Rather than add e-commerce capabilities to its website, Efird said the front end of Fred’s stores will be re-merchandised with power displays and pallets, along with a faster checkout configuration, all focused on ease of shopping and designed to emphasize the advantages of shopping at Fred’s 15,000 sq. ft. stores. The changes are meant to better position Fred’s to serve more of the need-based categories and provide customers with an easier and more convenient shopping experience.
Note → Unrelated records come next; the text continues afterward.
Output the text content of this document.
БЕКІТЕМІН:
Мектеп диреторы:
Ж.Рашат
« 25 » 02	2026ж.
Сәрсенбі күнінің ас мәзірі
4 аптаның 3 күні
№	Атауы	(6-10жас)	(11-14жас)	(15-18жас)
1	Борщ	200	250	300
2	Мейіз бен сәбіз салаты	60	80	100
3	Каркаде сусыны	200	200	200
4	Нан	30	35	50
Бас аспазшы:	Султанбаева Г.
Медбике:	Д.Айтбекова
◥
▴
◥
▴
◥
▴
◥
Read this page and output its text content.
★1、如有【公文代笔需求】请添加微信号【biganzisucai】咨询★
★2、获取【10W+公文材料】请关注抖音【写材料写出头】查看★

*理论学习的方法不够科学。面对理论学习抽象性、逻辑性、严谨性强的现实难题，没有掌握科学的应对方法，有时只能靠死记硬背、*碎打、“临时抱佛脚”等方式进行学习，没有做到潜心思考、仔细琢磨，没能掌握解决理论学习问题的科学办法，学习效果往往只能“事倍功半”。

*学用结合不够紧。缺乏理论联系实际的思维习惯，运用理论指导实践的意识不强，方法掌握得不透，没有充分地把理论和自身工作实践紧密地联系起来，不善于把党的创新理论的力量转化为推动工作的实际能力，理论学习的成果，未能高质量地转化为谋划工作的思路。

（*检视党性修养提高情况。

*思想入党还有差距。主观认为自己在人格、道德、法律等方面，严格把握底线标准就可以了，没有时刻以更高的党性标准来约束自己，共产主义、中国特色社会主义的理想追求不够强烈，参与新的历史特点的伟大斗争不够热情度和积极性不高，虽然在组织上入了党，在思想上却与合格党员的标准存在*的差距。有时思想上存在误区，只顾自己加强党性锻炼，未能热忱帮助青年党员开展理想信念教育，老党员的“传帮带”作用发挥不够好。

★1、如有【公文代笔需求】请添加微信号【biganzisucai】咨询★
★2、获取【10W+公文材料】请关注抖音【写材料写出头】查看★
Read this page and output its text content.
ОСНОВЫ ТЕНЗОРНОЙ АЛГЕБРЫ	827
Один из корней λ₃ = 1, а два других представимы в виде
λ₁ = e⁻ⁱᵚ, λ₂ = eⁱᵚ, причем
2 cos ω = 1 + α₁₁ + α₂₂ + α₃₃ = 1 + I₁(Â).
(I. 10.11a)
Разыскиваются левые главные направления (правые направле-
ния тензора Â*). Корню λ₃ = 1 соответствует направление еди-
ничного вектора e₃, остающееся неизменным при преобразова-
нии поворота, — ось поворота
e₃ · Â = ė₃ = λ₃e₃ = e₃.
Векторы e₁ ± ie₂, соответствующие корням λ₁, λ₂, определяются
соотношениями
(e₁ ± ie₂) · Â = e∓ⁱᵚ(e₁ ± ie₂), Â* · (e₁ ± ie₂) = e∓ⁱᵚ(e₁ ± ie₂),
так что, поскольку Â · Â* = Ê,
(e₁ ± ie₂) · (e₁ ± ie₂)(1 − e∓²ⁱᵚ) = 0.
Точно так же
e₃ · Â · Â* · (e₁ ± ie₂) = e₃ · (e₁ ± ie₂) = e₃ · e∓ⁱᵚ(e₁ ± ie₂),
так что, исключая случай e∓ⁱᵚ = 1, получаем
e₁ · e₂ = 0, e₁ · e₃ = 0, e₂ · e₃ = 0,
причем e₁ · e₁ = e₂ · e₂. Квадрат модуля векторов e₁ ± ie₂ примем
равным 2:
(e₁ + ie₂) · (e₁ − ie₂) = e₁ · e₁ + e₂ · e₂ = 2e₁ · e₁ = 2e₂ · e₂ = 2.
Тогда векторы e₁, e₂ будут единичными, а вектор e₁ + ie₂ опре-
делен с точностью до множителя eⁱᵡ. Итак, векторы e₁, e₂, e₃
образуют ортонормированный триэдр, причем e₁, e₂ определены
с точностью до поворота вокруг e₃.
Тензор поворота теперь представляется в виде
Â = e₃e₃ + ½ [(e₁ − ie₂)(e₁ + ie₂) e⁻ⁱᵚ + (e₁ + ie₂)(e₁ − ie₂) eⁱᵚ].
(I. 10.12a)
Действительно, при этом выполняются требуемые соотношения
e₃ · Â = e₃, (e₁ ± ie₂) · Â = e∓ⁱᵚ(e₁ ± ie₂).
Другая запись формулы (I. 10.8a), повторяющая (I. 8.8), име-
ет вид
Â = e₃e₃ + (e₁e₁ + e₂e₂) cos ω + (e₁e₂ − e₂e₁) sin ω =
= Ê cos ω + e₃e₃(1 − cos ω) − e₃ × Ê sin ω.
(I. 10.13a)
“We are now engaged in a robust reworking of our current pharmacy distribution agreement, with benefits expected to begin in the second half of 2014 and with the full impact anticipated in 2015,” Efird said. “We will be making the general merchandising changes over the balance of this year, which include cleaning out unproductive SKUs and exiting categories that do not align with Fred’s enlarged convenience model. The costs of these branding, marketing and merchandising strategies will be finalized by the end of the second quarter.”
The company expects to fully implement a new marketing campaign by mid-July with further plans calling for the new front end, adjacencies and fixtures to be substantially completed early in the fourth quarter.